This study deals with the life story of Jacob of Sarug (A.D. 451-521) and the various typologies of the Church scattered in his copious mimre. Jacob of Sarug is one of the most prolific, distinguished, and influential Syriac authors, yet a systematic examination of his symbolic language referring to the Church remains a desideratum. The following research satisfies this want which stems from the fact that the Church is next to Jesus Christ in importance, as her subject is prominent in Jacob’s poetic works. The work presented herein complements and contributes to the scholarly works already published in the theological field of Syriac Ecclesiology. Moreover, it is a foundational study for further researchers and theologians wishing to investigate Jacob’s comprehension of the Church.
This study shows that the question about the person of Jacob of Sarug shall remain unsatisfactorily answered, for his life stories discovered in extant manuscripts are hagiographical. Next, it reveals the Church as a building on Golgotha based on the actions of Melchizedek, Abraham, Jacob, and Moses. Then, it explains Jacob’s depiction of the Church as a fisherman and life-giving fishnet. Next, it deals with the topic of the Church as the Garden of Eden on Earth in whose midst is the Tree of Life. Lastly, this study explicates the notion of the Church as the Virgin Bride of Christ.

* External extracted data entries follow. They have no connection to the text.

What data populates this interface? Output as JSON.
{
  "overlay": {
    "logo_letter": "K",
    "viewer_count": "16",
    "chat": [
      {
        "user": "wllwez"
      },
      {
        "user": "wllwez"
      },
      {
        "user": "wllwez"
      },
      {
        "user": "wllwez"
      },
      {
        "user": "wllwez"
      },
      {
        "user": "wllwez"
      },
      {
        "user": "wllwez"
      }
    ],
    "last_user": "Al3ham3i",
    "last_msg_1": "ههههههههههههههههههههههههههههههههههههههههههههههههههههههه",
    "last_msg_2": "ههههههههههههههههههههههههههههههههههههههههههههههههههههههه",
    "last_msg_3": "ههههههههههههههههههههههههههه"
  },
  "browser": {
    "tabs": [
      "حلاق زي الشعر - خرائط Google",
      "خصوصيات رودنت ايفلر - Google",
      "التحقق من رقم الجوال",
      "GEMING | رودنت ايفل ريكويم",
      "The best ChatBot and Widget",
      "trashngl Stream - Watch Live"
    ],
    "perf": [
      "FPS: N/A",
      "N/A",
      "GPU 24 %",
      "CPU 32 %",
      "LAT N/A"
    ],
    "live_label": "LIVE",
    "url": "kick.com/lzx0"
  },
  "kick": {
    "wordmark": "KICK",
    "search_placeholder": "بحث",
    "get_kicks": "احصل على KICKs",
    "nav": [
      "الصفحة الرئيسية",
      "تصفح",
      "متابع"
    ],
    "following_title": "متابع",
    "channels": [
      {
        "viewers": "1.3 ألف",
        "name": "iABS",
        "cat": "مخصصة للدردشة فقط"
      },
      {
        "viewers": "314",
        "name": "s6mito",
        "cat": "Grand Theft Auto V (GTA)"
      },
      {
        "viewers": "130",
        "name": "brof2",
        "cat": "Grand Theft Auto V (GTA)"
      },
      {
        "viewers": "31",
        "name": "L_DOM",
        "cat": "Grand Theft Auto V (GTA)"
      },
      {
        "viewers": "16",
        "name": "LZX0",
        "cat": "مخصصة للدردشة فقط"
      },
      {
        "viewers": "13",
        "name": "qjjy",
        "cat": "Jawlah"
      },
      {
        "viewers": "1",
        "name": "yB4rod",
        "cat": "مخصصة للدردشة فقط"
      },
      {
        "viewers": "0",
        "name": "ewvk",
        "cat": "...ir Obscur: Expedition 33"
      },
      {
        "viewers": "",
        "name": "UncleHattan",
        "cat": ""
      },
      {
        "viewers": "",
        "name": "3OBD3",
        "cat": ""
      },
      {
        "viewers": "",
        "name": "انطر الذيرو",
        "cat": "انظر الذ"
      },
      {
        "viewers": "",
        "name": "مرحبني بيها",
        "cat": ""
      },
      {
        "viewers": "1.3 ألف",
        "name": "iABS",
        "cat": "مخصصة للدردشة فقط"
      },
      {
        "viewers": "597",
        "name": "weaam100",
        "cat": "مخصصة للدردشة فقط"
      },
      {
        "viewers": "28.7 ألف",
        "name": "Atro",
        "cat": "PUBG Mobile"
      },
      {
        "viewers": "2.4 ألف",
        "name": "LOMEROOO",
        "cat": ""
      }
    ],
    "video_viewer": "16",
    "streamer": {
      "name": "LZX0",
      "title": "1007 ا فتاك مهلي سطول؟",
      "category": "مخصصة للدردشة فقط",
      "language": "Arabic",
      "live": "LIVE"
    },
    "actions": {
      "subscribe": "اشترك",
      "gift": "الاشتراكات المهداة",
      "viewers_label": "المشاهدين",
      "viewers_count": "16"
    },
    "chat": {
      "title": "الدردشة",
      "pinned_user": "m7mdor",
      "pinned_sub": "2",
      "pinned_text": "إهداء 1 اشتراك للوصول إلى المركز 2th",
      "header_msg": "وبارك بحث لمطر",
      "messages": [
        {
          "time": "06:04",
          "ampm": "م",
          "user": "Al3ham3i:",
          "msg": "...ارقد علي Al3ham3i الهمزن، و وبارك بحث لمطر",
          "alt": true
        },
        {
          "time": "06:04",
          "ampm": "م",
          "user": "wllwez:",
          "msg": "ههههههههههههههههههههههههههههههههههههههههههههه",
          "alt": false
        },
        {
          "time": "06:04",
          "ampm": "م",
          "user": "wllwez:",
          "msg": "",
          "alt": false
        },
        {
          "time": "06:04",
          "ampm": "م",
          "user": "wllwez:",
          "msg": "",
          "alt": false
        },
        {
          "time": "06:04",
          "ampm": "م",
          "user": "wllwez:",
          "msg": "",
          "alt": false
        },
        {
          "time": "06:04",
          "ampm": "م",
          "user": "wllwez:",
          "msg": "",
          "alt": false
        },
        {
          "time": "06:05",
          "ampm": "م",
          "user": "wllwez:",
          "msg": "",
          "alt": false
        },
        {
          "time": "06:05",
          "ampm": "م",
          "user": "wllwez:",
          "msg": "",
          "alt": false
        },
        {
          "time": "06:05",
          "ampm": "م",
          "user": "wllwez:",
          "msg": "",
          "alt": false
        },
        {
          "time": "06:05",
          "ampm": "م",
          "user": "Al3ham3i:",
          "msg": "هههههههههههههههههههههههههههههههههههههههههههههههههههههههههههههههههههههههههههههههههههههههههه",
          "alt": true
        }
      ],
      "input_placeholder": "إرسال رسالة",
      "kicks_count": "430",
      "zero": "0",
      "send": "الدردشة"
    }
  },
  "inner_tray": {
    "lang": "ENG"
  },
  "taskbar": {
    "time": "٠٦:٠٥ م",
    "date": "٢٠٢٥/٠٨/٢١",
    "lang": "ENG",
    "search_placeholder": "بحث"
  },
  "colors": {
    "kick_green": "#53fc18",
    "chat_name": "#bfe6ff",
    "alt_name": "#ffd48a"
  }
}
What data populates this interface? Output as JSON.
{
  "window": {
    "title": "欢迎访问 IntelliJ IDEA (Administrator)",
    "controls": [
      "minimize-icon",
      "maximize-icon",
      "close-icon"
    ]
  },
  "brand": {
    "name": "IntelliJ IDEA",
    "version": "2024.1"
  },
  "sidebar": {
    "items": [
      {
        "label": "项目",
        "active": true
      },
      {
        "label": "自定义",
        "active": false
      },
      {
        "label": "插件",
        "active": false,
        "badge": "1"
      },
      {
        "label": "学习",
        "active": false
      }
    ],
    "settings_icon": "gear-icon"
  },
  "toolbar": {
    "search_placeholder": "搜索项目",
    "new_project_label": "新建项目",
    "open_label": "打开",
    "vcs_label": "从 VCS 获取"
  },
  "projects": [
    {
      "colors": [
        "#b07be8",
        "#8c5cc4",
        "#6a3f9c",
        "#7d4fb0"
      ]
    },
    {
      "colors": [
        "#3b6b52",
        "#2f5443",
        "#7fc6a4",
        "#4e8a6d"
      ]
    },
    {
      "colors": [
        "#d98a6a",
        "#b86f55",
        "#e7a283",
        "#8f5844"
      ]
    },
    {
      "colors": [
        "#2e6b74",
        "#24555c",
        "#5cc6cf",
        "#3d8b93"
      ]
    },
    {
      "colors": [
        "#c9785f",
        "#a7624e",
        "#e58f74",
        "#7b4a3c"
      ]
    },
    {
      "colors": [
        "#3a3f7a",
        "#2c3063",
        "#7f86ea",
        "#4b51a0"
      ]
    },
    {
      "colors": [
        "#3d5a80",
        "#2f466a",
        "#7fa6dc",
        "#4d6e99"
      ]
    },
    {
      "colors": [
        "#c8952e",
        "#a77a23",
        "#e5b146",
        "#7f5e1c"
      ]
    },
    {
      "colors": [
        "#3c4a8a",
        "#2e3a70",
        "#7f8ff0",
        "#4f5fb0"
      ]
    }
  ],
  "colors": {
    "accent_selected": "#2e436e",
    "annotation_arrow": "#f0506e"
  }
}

The Church as such emerges as a permanent reality solidly founded on the cross, a sacramental and missionary Church, and sacrifice is central to her understanding. The Mysteries and the proclamation of the Good News are essential to the continuation of her Lord’s mission. Moreover, she is a return to the Garden of Eden which anticipates God’s promise of salvation in the afterlife.
Finally, Christ will always be united to her no matter what, for she is in effect his created body. Therefore, she remains with him wherever he is, and her actions mimic his deeds. She follows him to Sheol, breaks down its gates, frees Adam, resurrects with her Lord, is victorious over sin and death, and nothing overcomes her.